A broader move to prioritise balance sheet tightening by foreign central banks, such as the European Central Bank and Bank of Japan, could reduce some of the global demand for long duration assets that have been keeping rates curves so flat despite the rise in growth and inflation. Again, the implications here would seem clearest for the relative performance of safe haven and risky currencies, with the performance of each group against the dollar potentially diverging.
Exhibit 3: Deteriorating US current account and high US dollar valuation
Finally, it is worth considering whether the longer term outlook for the dollar is more vulnerable than the strong cyclical outlook in the US may initially suggest.
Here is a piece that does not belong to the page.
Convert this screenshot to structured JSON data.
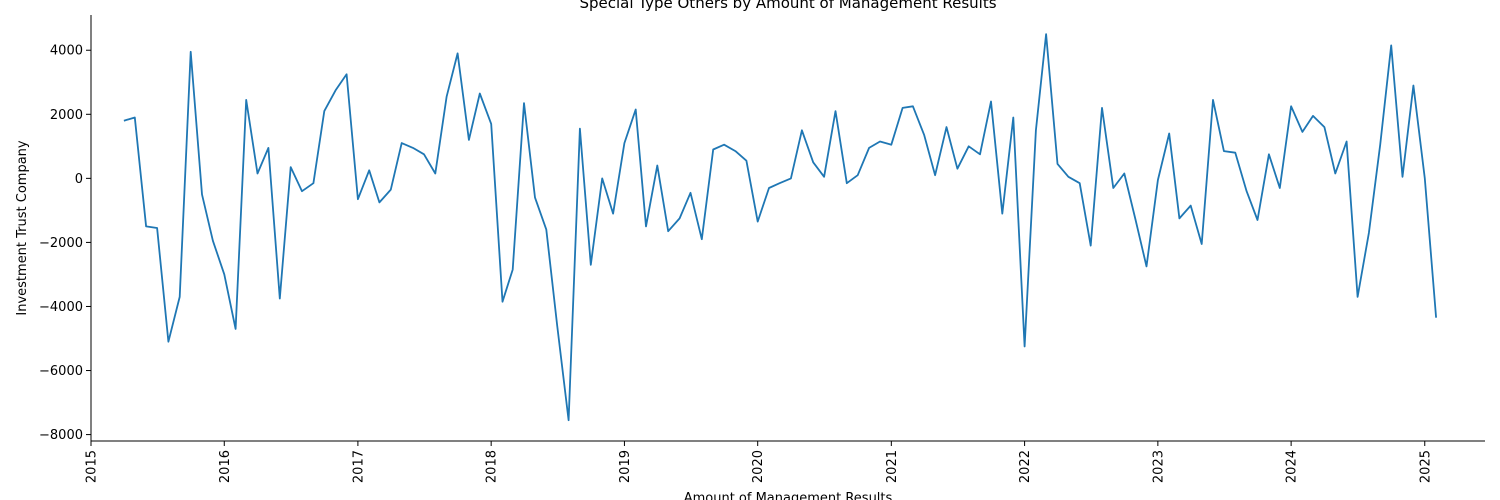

There are some signs that growth in the US could be too strong, such as the recent deterioration in the balance of payments. Rising wages amid the slow return of workers who left the labour force suggests the labour market may also be closer to capacity constraints. With the dollar already expensive on long term valuation measures, such as purchasing power parity, there are some parallels to the peak in the dollar in the early 2000s (Exhibit 3), where US growth and rising rates proved insufficient to support the currency once poor fundamentals became the focus.
Bringing this all together, we see scope for modest dollar outperformance, particularly against the risk sensitive commodity bloc currencies in the near term as the market focuses on the more hawkish Fed policy stance. However, with the conditions developing for a topping out of the longer term dollar cycle, we remain watchful for opportunities to establish new dollar shorts against currencies with central banks whose policy stance are also turning in a more currency supportive direction and where underlying currency fundamentals are more favourable.